A blog formerly known as Bookishness / By Charles Matthews

"Dazzled by so many and such marvelous inventions, the people of Macondo ... became indignant over the living images that the prosperous merchant Bruno Crespi projected in the theater with the lion-head ticket windows, for a character who had died and was buried in one film and for whose misfortune tears had been shed would reappear alive and transformed into an Arab in the next one. The audience, who had paid two cents apiece to share the difficulties of the actors, would not tolerate that outlandish fraud and they broke up the seats. The mayor, at the urging of Bruno Crespi, explained in a proclamation that the cinema was a machine of illusions that did not merit the emotional outbursts of the audience. With that discouraging explanation many ... decided not to return to the movies, considering that they already had too many troubles of their own to weep over the acted-out misfortunes of imaginary beings."
--Gabriel García Márquez, One Hundred Years of Solitude

Search This Blog

Saturday, July 19, 2025

The Seventh Continent (Michael Haneke, 1989)

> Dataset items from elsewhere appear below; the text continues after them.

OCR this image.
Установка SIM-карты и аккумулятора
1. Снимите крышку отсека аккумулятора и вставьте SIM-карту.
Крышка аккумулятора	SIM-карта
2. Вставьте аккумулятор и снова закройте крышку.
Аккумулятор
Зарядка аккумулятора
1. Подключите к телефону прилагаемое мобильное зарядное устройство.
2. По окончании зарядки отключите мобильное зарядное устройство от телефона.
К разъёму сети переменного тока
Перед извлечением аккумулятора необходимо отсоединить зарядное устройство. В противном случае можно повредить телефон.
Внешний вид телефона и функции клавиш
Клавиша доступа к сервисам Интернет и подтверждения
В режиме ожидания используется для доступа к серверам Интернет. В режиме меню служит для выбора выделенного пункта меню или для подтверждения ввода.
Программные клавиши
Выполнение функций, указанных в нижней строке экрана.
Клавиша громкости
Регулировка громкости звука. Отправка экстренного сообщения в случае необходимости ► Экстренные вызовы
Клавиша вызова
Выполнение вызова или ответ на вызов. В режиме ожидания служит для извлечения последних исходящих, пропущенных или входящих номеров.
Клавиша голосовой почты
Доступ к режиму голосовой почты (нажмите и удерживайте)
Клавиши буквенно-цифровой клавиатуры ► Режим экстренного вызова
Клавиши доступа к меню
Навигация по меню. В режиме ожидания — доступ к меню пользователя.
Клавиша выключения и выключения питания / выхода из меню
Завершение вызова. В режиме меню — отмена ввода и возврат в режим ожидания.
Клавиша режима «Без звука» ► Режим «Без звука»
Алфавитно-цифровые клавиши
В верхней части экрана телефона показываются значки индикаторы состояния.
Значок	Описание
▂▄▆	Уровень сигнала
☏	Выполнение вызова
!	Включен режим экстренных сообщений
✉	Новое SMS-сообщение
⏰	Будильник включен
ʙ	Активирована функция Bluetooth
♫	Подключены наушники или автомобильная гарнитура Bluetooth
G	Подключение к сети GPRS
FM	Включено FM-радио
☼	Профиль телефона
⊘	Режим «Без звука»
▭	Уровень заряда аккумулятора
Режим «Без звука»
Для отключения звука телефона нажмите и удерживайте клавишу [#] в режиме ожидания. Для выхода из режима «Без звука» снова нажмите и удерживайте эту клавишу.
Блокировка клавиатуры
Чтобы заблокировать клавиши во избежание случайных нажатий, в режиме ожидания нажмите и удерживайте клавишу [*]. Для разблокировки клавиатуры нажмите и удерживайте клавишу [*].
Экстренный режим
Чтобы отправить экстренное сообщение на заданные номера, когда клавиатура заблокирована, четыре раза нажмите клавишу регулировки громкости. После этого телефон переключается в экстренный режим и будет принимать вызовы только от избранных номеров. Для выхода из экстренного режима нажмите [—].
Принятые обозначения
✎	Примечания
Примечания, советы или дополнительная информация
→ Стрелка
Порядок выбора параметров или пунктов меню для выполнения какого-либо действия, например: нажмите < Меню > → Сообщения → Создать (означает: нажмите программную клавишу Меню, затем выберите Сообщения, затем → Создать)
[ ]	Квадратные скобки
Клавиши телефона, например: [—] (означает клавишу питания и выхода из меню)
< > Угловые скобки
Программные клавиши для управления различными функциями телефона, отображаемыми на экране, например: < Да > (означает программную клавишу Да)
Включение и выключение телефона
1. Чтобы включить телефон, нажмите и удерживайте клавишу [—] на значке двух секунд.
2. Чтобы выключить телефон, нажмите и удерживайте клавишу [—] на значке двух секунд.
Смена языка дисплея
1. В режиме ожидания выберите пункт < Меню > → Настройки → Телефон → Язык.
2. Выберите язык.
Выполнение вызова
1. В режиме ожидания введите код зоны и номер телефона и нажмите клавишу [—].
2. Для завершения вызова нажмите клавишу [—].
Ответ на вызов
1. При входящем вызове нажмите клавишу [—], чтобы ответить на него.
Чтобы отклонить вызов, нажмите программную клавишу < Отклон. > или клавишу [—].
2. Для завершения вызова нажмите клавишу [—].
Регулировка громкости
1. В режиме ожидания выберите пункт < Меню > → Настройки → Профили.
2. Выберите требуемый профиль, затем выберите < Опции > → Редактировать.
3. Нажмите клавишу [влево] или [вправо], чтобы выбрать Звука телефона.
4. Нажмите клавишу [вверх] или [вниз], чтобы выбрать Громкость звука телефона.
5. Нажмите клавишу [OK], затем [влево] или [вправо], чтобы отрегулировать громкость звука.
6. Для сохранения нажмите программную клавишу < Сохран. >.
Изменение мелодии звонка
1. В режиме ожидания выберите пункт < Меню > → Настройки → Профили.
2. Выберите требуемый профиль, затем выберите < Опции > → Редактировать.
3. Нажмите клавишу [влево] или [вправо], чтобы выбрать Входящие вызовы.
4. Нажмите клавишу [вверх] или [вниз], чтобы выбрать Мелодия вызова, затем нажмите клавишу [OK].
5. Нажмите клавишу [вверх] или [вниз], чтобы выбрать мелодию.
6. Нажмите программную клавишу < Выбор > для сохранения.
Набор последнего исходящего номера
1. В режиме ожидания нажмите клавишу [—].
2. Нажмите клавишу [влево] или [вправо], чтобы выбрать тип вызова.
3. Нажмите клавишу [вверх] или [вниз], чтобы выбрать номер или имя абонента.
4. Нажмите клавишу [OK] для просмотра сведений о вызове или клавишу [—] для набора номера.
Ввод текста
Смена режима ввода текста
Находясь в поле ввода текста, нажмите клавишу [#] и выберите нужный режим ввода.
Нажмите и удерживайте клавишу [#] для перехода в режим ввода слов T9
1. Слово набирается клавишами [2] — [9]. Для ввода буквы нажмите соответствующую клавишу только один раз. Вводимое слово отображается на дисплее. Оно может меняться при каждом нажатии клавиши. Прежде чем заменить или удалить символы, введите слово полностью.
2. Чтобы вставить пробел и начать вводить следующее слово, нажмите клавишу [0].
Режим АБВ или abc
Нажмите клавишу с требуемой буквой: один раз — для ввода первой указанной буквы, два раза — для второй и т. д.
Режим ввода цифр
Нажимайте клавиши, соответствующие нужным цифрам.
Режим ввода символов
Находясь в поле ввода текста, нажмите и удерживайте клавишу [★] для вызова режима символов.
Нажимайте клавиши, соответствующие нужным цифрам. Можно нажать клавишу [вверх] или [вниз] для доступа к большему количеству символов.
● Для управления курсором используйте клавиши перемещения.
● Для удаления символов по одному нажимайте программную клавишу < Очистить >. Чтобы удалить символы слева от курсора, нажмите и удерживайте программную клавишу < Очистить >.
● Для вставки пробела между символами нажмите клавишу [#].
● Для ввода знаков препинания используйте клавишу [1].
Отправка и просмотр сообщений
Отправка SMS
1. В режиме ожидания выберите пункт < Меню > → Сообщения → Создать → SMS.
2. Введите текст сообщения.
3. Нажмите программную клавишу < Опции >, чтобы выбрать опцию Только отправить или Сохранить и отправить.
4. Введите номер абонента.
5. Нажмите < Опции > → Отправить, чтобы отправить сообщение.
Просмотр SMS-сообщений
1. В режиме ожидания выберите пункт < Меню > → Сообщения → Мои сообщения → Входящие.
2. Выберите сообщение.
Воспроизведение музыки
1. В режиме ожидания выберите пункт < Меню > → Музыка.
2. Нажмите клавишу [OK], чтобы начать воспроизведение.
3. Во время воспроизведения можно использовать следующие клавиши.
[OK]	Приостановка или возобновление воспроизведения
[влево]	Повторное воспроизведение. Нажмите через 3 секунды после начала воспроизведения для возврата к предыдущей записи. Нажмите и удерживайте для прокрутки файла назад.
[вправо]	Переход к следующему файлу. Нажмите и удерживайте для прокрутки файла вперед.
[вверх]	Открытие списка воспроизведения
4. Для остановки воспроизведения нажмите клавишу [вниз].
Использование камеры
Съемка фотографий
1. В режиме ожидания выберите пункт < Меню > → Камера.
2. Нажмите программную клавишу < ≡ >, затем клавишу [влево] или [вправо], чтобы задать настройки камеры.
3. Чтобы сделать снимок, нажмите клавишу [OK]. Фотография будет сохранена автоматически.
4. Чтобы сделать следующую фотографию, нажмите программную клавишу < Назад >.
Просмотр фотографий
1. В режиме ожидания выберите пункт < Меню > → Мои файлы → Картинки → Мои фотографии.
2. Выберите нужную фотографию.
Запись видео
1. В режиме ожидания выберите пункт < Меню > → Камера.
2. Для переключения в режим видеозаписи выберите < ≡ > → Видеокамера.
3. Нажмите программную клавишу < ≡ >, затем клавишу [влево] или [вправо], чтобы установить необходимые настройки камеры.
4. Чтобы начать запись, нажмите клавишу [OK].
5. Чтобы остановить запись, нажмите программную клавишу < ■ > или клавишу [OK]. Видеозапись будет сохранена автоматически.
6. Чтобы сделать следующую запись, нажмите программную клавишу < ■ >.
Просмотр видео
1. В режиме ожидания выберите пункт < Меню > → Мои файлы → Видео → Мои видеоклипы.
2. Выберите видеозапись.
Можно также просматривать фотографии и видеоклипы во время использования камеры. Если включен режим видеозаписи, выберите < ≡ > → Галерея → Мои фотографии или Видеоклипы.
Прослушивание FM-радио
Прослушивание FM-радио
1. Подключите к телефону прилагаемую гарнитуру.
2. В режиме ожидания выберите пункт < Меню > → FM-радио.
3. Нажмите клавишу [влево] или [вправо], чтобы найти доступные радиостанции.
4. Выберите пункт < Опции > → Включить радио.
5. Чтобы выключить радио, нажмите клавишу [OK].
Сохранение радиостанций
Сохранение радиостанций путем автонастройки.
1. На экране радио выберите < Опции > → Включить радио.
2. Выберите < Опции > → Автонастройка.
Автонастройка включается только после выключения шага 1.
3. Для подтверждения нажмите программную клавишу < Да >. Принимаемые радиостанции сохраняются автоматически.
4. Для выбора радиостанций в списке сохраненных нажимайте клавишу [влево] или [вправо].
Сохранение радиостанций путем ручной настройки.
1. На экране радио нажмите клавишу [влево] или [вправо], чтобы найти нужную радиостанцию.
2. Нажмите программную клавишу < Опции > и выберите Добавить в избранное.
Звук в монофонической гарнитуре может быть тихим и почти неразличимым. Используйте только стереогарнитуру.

Cast: Birgit Doll, Dieter Berner, Leni Tanzer, Udo Samel, Silvia Fenz, Elisabeth Rath, Georg Friedrich. Screenplay: Michael Haneke, Johanna Teicht. Cinematography: Anton Peschke. Production design: Rudolf Czettel. Film editing: Marie Homolkova. 

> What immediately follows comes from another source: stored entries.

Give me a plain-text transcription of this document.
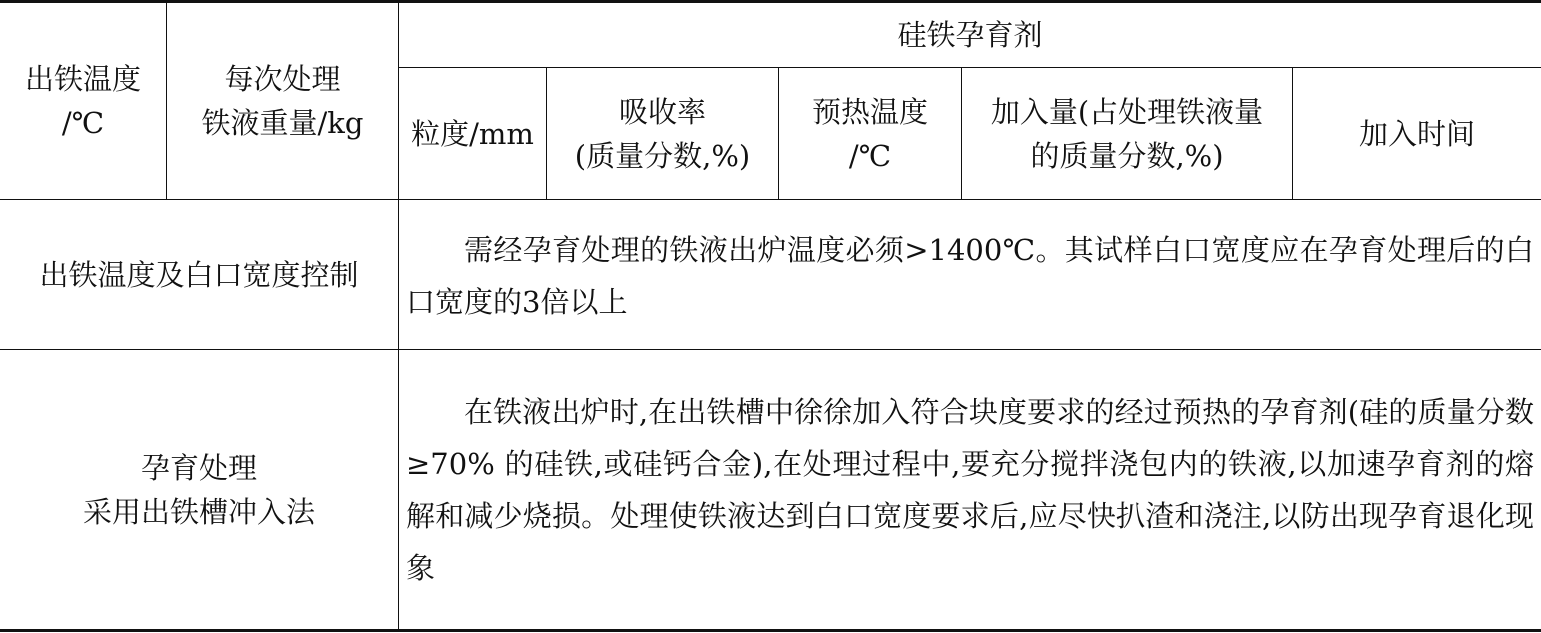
出铁温度
/℃
每次处理
铁液重量/kg
硅铁孕育剂
粒度/mm
吸收率
(质量分数,%)
预热温度
/℃
加入量(占处理铁液量
的质量分数,%)
加入时间
出铁温度及白口宽度控制

需经孕育处理的铁液出炉温度必须>1400℃。其试样白口宽度应在孕育处理后的白口宽度的3倍以上

孕育处理
采用出铁槽冲入法

在铁液出炉时,在出铁槽中徐徐加入符合块度要求的经过预热的孕育剂(硅的质量分数≥70% 的硅铁,或硅钙合金),在处理过程中,要充分搅拌浇包内的铁液,以加速孕育剂的熔解和减少烧损。处理使铁液达到白口宽度要求后,应尽快扒渣和浇注,以防出现孕育退化现象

In The Seventh Continent, Michael Haneke reveals himself as a mannerist filmmaker, relying more on camera and editing technique than on conventional narrative and characterization. He knows precisely how to manipulate the audience, realizing that they're likely to have a visceral reaction to images of tropical fish flopping in their death throes, money being flushed down a toilet, or perfectly good clothing and furniture being ripped to shreds and smashed wantonly, and that their reaction has a greater emotional immediacy than the fate of his human characters. He only trusts that the audience will realize the enormity of their reactions afterward. The problem, I think, is that his mannerisms become almost comic, allowing viewers to distance themselves from whatever Haneke may be trying to say about existential ennui or whatever else motivates the ordinary family in his film to do the terrible thing they do.